For you to understand this post, there are two things about myself I should tell you — they’re already well-known to any of my friends:
- I drink a lot of Coke.
- I have catastrophically bad eyesight.
More below the fold.
Right now Coke is running this promotion called MyCokeRewards, wherein every time you buy a Coke product, you get a little 12- or 15-character code, which (when entered into their ridiculous website) adds points to a running total. Eventually you can exchange the points for “free” stuff (it’s not really free — you have to buy the Coke, after all). For example, I downloaded a DRM-encrusted song which was actually a medley of the themes from Pirates of the Caribbean. The prizes are mostly silly but I figure, I drink a lot of Coke (see point #1) anyway, so why not accumulate points and get something back?
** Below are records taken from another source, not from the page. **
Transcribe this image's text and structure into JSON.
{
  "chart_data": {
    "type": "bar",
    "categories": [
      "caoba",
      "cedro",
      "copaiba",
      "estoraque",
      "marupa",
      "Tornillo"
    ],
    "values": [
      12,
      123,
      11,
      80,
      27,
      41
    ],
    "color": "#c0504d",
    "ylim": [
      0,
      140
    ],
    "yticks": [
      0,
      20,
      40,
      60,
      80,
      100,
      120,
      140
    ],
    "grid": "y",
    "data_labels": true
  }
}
Enter point #2. While the codes for 12-packs are printed on the little flap and are easy to read, codes for individual bottles are printed on the individual bottlecaps. For a host of reasons (low light, smudged print, etc.), the bottlecap codes proved impossible for me to read. All told we were talking something like 9 points in a contest where you need something like 3000 to get anything good. On the other hand, I felt entitled to those points, having bought the soda.
So I got out my handy-dandy Vivistar digital camera, threw on “macro” mode, and snapped a shot of each cap. Really. Then during playback I zoomed in and read the codes with ease. Ta-da! Technology to the rescue. This is the sort of unanticipated spin-off effect that drives futurists nuts. No one would predict that owning a digital camera makes participation in Coke give-a-ways easier, and for sure, this benefit didn’t show up on my own pro/con list when considering getting a camera. I wouldn’t have bought it just for this use. But now that I have the camera, a host of unexpected uses have occurred to me, each making my life a tiny bit easier (though none so far afield or as goofy as this one). It’s a lot like “exaptation” in biology
In any event, it’s why I love gadgetry. I love being able to take a device, or several, and get out more than the designers intended. Not as a gotcha-game (“See how much smarter I am than you!”) but as a tiny sliver of creativity, that random thread that keeps the picture interesting.
I’m firmly convinces that those codes were invented because they knew the actualy participation would be phenomenally low. If they just stuck scratch-off cards in the 12 packs, too many people would actually scratch them off. Turns out much cheaper to run a promotion when not many people will claim the prizes….
I’m sure there’s something to be said about the trackability of the website, too. I think there were several reasons Coke went this way, and none of them were chosen for the convenience of the consumer.